The Globe and Mail reports this morning, “The Trans-Pacific Partnership (is a) broad multicountry deal (that) could eclipse NAFTA in importance… John Weekes, Canada’s chief NAFTA negotiator, said Ottawa can’t afford to be left out of talks that appear to be offering signatories a deeper economic relationship with the U.S. than can be found in the North American free-trade agreement.”
Weekes says, “What we’re talking about here – if it really does become what Obama says it will be – is we’re renegotiating NAFTA in the same way we renegotiated the Canada-U.S. FTA when we started the North American free-trade talks.”
The article adds, “The Trans-Pacific Partnership negotiations, which include countries from Vietnam to New Zealand to Malaysia, seek to forge a massive free-trade zone – one that President Barack Obama’s administration has said will ‘set a new standard for global trade’. Japan recently joined and Mexico is also asking for a seat. There’s a new urgency to striking a free-trade pact that, even without Mexico and Canada, would unite 600-million people in nations that produce $20-trillion in annual economic output.”
Reuters has reported, “The deal, with Japan included, would create a regional economic group about 40 percent larger than the 27-nation European Union.”
It is expected that the broad outlines of the free trade agreement will be completed by July 2012.
Concerns
The Wall Street Journal reports, “The nine countries are promoting it as a 21st-century trade deal that will seek to streamline supply chains, regulations and rules of origin across the region, as well as to facilitate trade of green and digital goods. …Concerns (have been raised) that the intellectual-property protections being proposed for drugs would limit access to access to life-saving medicines, and that some provisions would continue to allow companies to sue governments over rules to protect the environment.”

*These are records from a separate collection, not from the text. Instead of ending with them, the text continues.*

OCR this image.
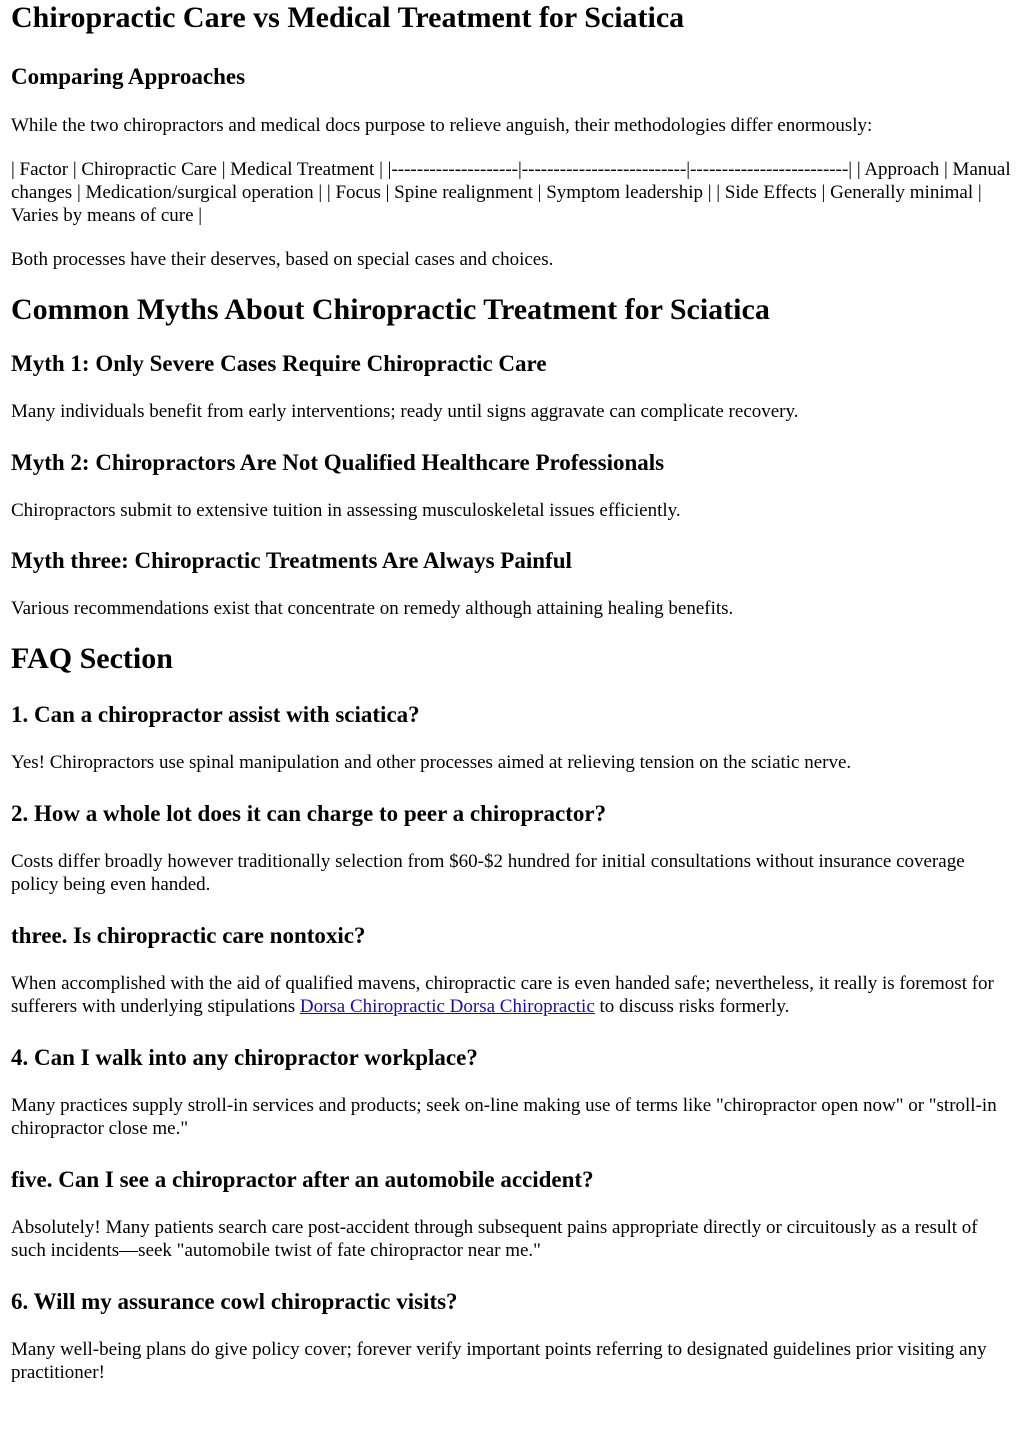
Chiropractic Care vs Medical Treatment for Sciatica
Comparing Approaches

While the two chiropractors and medical docs purpose to relieve anguish, their methodologies differ enormously:

| Factor | Chiropractic Care | Medical Treatment | |--------------------|--------------------------|-------------------------| | Approach | Manual changes | Medication/surgical operation | | Focus | Spine realignment | Symptom leadership | | Side Effects | Generally minimal | Varies by means of cure |

Both processes have their deserves, based on special cases and choices.

Common Myths About Chiropractic Treatment for Sciatica
Myth 1: Only Severe Cases Require Chiropractic Care

Many individuals benefit from early interventions; ready until signs aggravate can complicate recovery.

Myth 2: Chiropractors Are Not Qualified Healthcare Professionals

Chiropractors submit to extensive tuition in assessing musculoskeletal issues efficiently.

Myth three: Chiropractic Treatments Are Always Painful

Various recommendations exist that concentrate on remedy although attaining healing benefits.

FAQ Section
1. Can a chiropractor assist with sciatica?

Yes! Chiropractors use spinal manipulation and other processes aimed at relieving tension on the sciatic nerve.

2. How a whole lot does it can charge to peer a chiropractor?

Costs differ broadly however traditionally selection from $60-$2 hundred for initial consultations without insurance coverage policy being even handed.

three. Is chiropractic care nontoxic?

When accomplished with the aid of qualified mavens, chiropractic care is even handed safe; nevertheless, it really is foremost for sufferers with underlying stipulations Dorsa Chiropractic Dorsa Chiropractic to discuss risks formerly.

4. Can I walk into any chiropractor workplace?

Many practices supply stroll-in services and products; seek on-line making use of terms like "chiropractor open now" or "stroll-in chiropractor close me."

five. Can I see a chiropractor after an automobile accident?

Absolutely! Many patients search care post-accident through subsequent pains appropriate directly or circuitously as a result of such incidents—seek "automobile twist of fate chiropractor near me."

6. Will my assurance cowl chiropractic visits?

Many well-being plans do give policy cover; forever verify important points referring to designated guidelines prior visiting any practitioner!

Postmedia reports, “(This means) Canada’s supply management system is on the table. A handful of countries in the TPP negotiations…have been resisting Canada’s entry into the group because of the Canadian supply management system that protects fewer than 20,000 dairy and poultry farmers behind a tariff wall and hands them production quotas. …The prime minister (now says) Canada can ‘easily meet’ the broad strokes of the agreement unveiled Saturday by Obama, even if it means throwing into the mix a supply management system that forces Canadians to pay higher prices for products like milk, cheese, chicken and eggs.”

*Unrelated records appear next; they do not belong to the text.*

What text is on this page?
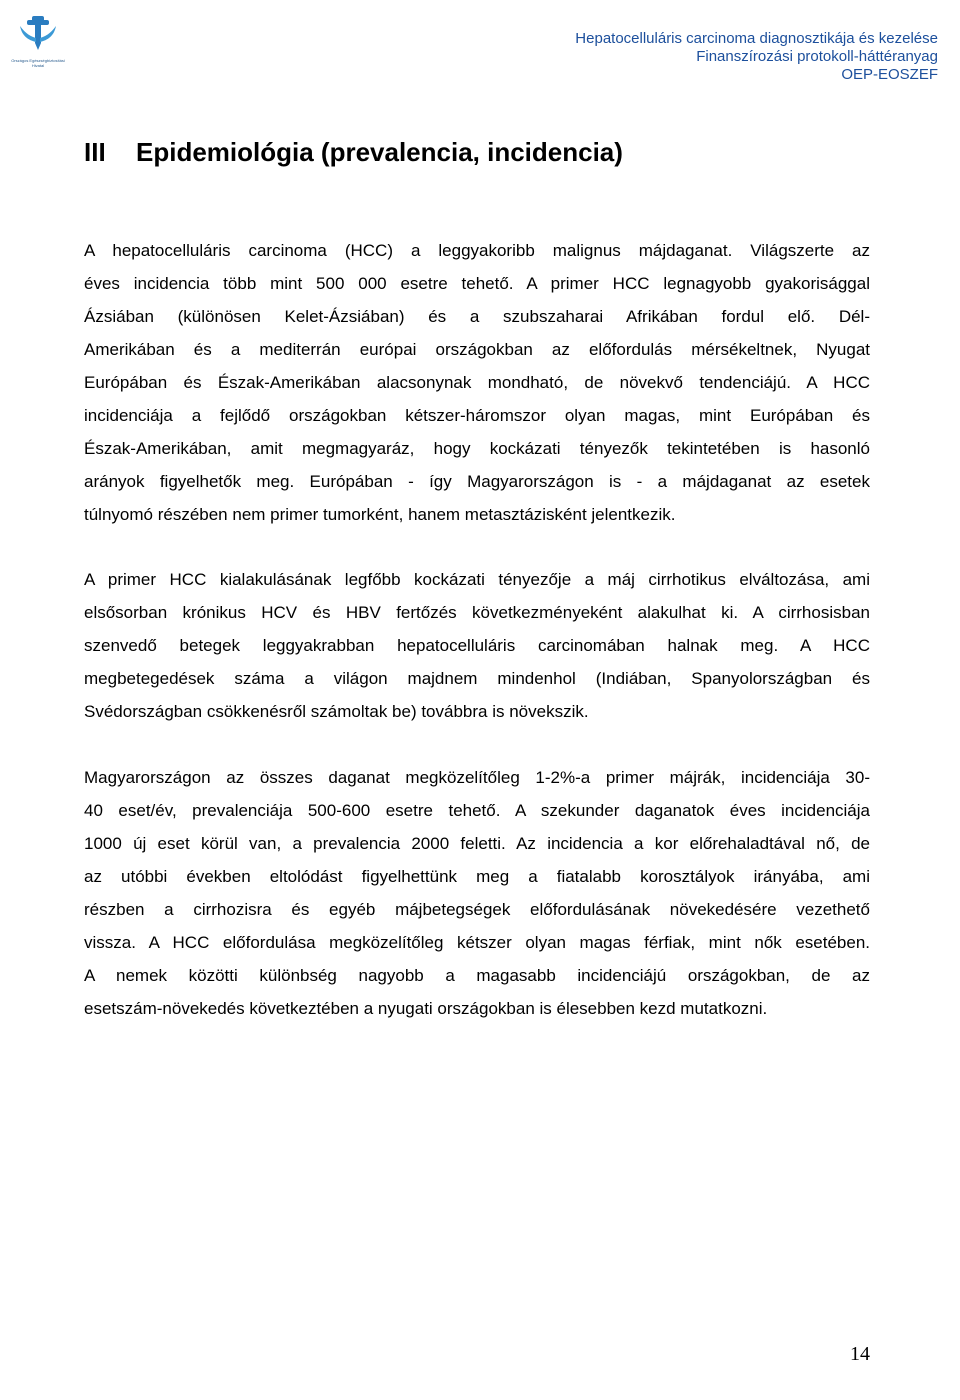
Országos Egészségbiztosítási Hivatal
Hepatocelluláris carcinoma diagnosztikája és kezelése
Finanszírozási protokoll-háttéranyag
OEP-EOSZEF
III Epidemiológia (prevalencia, incidencia)
A hepatocelluláris carcinoma (HCC) a leggyakoribb malignus májdaganat. Világszerte az
éves incidencia több mint 500 000 esetre tehető. A primer HCC legnagyobb gyakorisággal
Ázsiában (különösen Kelet-Ázsiában) és a szubszaharai Afrikában fordul elő. Dél-
Amerikában és a mediterrán európai országokban az előfordulás mérsékeltnek, Nyugat
Európában és Észak-Amerikában alacsonynak mondható, de növekvő tendenciájú. A HCC
incidenciája a fejlődő országokban kétszer-háromszor olyan magas, mint Európában és
Észak-Amerikában, amit megmagyaráz, hogy kockázati tényezők tekintetében is hasonló
arányok figyelhetők meg. Európában - így Magyarországon is - a májdaganat az esetek
túlnyomó részében nem primer tumorként, hanem metasztázisként jelentkezik.
A primer HCC kialakulásának legfőbb kockázati tényezője a máj cirrhotikus elváltozása, ami
elsősorban krónikus HCV és HBV fertőzés következményeként alakulhat ki. A cirrhosisban
szenvedő betegek leggyakrabban hepatocelluláris carcinomában halnak meg. A HCC
megbetegedések száma a világon majdnem mindenhol (Indiában, Spanyolországban és
Svédországban csökkenésről számoltak be) továbbra is növekszik.
Magyarországon az összes daganat megközelítőleg 1-2%-a primer májrák, incidenciája 30-
40 eset/év, prevalenciája 500-600 esetre tehető. A szekunder daganatok éves incidenciája
1000 új eset körül van, a prevalencia 2000 feletti. Az incidencia a kor előrehaladtával nő, de
az utóbbi években eltolódást figyelhettünk meg a fiatalabb korosztályok irányába, ami
részben a cirrhozisra és egyéb májbetegségek előfordulásának növekedésére vezethető
vissza. A HCC előfordulása megközelítőleg kétszer olyan magas férfiak, mint nők esetében.
A nemek közötti különbség nagyobb a magasabb incidenciájú országokban, de az
esetszám-növekedés következtében a nyugati országokban is élesebben kezd mutatkozni.
14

A Harper government media release issued this past weekend states, “The government has invested over $1.4 billion in the Asia-Pacific Gateway to improve and expand our ports and infrastructure… Examples include the construction of the four-lane South Fraser Perimeter Road along the Fraser River…”

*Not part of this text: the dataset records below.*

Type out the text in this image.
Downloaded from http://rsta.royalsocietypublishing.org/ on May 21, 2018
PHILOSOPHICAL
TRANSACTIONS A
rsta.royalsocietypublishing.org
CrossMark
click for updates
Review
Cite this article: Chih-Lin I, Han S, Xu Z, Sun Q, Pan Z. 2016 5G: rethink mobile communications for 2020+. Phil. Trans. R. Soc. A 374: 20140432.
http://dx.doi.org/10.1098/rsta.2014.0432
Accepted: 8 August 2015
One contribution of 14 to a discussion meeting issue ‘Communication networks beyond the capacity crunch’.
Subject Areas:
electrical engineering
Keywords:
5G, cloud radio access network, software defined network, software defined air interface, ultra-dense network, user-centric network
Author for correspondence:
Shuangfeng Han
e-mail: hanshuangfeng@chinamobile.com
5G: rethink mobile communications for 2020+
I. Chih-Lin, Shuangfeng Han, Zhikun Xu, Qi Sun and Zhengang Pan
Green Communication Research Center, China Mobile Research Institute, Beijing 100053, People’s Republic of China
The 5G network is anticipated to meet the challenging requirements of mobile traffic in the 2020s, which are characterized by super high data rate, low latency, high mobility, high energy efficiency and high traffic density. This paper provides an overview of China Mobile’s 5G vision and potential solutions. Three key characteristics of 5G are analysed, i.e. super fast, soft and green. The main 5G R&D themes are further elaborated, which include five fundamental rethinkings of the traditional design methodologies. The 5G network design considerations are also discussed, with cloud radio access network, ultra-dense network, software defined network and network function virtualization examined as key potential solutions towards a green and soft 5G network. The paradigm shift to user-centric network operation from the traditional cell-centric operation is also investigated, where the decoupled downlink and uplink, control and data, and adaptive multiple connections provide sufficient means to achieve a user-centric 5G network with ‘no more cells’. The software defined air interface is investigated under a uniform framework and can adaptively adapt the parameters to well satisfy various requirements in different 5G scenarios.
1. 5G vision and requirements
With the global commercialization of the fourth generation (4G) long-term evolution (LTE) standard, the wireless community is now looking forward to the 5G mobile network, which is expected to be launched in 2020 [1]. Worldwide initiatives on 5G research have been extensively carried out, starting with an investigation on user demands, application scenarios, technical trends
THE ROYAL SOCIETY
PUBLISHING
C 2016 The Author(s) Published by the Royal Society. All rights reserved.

And Platts reports, “Canadian Natural Resources Minister Joe Oliver said November 13 he wants a regulatory decision by early 2013, a year ahead of the current schedule, on Enbridge’s Northern Gateway project to expedite the shipment of Alberta oil sands crude to Asia. …’The Chinese are ready to buy’, he told the Canadian Broadcasting Corporation. ‘The issue is building the infrastructure to get our resources to China.’ To that end, Oliver said he now expects Northern Gateway’s hearings to be completed within a year of starting in January 2012.”